Filtering, Word Breaking, and Removing Noise Words

[Indexing Service is no longer supported as of Windows XP and is unavailable for use as of Windows 8. Instead, use Windows Search for client side search and Microsoft Search Server Express for server side search.]

The Indexing component of Indexing Service creates a Filtering component for each of its catalogs. The Filtering component takes documents that appear in its change log and filters them for text-type and value-type properties using the appropriate IFilter component. The Filtering component places internal value-type properties into the property cache and passes the text-type properties to the word breaker for the appropriate locale. The word breaker produces words and passes them to the noise-word removal process, which uses the noise-word list for the appropriate locale. Finally, the resulting words are placed into word lists along with the containing document name, word location, and locale.

The following diagram shows the document filtering part of the indexing process in detail.

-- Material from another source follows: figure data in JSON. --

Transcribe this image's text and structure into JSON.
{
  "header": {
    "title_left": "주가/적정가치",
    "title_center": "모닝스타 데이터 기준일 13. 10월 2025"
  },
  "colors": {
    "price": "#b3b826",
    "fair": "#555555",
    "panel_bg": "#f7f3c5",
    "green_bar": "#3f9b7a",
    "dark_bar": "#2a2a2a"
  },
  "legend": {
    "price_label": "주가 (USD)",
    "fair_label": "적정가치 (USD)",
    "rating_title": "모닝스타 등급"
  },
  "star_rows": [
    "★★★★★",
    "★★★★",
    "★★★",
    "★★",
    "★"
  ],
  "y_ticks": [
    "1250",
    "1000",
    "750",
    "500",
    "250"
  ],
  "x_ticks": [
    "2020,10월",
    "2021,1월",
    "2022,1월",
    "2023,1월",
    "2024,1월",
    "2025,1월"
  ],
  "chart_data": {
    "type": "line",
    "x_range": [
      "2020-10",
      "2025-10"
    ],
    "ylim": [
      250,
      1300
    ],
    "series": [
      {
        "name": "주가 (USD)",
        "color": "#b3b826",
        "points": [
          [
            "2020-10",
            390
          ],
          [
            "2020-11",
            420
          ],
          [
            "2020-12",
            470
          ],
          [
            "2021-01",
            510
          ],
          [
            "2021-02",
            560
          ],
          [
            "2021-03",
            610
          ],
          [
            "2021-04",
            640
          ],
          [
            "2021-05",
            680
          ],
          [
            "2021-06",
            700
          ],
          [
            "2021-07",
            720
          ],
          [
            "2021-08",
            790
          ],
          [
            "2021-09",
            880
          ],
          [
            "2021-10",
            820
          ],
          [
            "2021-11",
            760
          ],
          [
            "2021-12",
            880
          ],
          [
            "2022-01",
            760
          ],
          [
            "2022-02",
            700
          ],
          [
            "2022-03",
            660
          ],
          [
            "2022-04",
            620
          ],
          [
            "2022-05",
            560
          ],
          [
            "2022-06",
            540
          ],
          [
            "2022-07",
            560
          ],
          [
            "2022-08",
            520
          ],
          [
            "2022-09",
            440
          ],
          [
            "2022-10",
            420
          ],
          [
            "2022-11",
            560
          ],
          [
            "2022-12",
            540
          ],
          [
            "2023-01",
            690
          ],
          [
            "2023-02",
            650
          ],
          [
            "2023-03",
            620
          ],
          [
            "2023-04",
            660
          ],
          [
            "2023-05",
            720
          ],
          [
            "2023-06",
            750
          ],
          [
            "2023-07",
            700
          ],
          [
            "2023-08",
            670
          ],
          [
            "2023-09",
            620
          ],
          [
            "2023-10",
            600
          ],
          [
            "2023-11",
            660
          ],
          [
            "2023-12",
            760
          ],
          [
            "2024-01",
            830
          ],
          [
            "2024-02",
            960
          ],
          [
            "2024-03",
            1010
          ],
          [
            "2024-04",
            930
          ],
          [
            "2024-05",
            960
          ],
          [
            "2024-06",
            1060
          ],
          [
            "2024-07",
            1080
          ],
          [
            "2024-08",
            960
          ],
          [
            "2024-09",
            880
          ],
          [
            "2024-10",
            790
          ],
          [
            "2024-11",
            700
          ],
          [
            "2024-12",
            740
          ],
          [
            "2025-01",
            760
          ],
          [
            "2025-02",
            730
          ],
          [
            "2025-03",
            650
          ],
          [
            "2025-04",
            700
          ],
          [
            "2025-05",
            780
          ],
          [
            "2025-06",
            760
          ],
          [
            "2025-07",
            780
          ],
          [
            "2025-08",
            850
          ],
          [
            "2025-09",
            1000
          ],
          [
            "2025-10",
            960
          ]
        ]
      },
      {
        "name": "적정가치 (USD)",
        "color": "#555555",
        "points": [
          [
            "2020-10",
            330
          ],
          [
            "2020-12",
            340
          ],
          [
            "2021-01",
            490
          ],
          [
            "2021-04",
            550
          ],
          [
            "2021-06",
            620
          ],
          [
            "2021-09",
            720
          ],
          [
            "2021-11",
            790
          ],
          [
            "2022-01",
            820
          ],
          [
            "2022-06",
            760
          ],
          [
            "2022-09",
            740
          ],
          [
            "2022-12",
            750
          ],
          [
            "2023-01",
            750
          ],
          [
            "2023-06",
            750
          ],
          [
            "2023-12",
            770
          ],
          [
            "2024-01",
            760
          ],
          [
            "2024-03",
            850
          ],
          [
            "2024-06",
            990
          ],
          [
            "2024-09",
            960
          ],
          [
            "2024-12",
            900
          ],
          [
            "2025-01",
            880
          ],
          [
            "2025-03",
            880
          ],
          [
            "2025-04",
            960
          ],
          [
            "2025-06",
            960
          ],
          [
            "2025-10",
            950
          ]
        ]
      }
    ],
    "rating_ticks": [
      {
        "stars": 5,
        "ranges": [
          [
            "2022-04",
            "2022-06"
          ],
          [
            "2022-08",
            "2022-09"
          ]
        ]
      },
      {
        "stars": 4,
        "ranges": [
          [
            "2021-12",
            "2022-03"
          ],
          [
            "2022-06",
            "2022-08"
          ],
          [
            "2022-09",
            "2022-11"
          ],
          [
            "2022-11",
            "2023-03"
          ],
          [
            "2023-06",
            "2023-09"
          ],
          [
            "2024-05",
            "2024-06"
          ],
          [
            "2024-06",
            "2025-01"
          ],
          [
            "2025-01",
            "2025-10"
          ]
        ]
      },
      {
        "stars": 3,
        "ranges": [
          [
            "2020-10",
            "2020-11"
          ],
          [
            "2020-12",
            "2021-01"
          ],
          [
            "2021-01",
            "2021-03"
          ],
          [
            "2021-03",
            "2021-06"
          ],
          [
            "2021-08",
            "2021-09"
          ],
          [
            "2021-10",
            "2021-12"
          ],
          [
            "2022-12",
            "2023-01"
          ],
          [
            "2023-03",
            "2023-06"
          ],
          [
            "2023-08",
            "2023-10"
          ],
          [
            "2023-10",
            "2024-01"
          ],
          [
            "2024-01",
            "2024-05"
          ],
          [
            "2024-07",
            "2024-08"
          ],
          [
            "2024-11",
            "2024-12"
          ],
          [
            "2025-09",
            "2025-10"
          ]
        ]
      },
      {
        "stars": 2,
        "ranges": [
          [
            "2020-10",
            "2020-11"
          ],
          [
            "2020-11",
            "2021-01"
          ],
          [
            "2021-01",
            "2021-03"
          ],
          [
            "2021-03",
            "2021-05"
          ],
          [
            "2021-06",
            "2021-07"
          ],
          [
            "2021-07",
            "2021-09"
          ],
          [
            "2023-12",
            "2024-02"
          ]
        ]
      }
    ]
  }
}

In the diagram, rectangles represent sources and sinks of Indexing Service data, and the ellipses represent Indexing Service processes. The solid lines indicate the flow of data in the direction of the arrows. Dotted lines between processes indicate where components can be substituted. A rounded, dotted rectangle delineates Indexing Service components — in this case, the Indexing, Filtering, IFilter components, and components for Language Resources. The diagram shows how the customizable IFilter and language resources affect the transformation of documents and their properties into word lists for the Indexing Service catalog.